Intuition first, formal definition second. Skim the bullets if you already know this; read the prose if you don't.

Limit users to N requests per second. Single-node trivial; distributed requires shared counter that survives concurrent updates without becoming bottleneck.

Token Bucket: bucket holds N tokens; refilled R/sec; request consumes 1. Implemented in Redis via Lua script for atomicity: GET state, compute refill delta, decrement, SET. Sliding Window: count requests in last second window; trades memory for accuracy.

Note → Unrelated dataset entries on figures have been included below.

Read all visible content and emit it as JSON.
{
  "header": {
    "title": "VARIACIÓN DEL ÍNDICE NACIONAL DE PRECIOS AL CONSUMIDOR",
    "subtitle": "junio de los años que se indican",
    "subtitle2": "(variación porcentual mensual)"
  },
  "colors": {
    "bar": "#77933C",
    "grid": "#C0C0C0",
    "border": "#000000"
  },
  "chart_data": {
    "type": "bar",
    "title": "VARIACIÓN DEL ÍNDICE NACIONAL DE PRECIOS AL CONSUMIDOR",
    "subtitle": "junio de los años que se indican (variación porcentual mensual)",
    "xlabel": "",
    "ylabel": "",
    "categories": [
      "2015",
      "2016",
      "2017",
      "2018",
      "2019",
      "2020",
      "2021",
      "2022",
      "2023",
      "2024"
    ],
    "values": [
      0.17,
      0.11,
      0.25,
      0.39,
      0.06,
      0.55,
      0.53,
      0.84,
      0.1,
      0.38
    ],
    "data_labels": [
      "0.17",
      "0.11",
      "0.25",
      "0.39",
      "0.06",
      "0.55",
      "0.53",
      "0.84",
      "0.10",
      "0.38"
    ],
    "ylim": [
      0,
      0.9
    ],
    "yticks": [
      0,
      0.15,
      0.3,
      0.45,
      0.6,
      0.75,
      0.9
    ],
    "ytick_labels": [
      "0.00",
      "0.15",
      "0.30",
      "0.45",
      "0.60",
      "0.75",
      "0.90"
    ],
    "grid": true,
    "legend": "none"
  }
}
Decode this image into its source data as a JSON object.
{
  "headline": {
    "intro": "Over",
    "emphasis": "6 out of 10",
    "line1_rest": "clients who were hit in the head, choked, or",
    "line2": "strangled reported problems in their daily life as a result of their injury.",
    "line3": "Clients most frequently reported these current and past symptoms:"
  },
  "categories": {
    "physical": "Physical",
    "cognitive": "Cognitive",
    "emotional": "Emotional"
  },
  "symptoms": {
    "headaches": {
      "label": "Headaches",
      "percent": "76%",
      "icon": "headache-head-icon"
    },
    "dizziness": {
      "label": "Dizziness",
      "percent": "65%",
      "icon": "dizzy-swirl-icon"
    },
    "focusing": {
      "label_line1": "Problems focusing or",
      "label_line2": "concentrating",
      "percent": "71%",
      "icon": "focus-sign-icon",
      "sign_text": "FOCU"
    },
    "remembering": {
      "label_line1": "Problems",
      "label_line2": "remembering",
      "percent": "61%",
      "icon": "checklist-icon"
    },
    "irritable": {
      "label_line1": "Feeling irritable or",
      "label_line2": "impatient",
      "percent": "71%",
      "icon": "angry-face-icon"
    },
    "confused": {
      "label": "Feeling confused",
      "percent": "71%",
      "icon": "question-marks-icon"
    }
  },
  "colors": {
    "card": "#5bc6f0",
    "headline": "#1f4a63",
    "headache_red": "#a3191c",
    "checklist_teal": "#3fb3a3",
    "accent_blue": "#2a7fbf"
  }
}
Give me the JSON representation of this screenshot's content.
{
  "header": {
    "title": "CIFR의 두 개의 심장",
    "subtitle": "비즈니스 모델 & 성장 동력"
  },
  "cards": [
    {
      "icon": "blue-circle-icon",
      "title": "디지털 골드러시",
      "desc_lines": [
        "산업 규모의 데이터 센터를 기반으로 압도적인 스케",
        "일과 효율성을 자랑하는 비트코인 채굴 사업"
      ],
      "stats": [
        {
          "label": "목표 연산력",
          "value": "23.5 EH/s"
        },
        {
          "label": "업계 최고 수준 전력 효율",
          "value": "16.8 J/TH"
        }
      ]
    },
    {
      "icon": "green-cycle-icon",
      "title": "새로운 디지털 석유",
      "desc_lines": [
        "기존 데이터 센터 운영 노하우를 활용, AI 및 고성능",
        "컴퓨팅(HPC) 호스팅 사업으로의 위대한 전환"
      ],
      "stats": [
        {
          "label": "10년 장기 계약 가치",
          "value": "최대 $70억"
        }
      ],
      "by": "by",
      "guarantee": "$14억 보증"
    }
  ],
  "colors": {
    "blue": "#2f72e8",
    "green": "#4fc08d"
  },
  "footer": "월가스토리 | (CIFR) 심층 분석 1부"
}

Sharded by user/IP key; failure mode = fail-open or fail-closed (deliberate choice).

When to use

API quotas, abuse prevention, fair-use throttling, login attempt limits.

When not to

Tiny scale (in-memory map). Strict SLA needs (hard limit at gateway, not app).

flowchart LR
  Client([Client]) --> GW[API Gateway]
  GW --> RL{Rate Limit Check}
  RL -->|Lua atomic| Redis[(Redis · token bucket)]
  RL -->|allow| App[App]
  RL -->|deny| Block[429 Too Many Requests]

Key insights

  • Lua script atomicity is the trick, without it, race conditions allow over-limit.
  • Token bucket allows bursts up to bucket size; leaky bucket smooths.
  • Sliding window counter (e.g. Cloudflare's "5-min count + interpolation") balances accuracy + memory.
  • Fail-open during Redis outage if service availability matters more than strict limit.
  • Layer at edge (CDN/gateway) cheapest; app-layer for granular per-resource limits.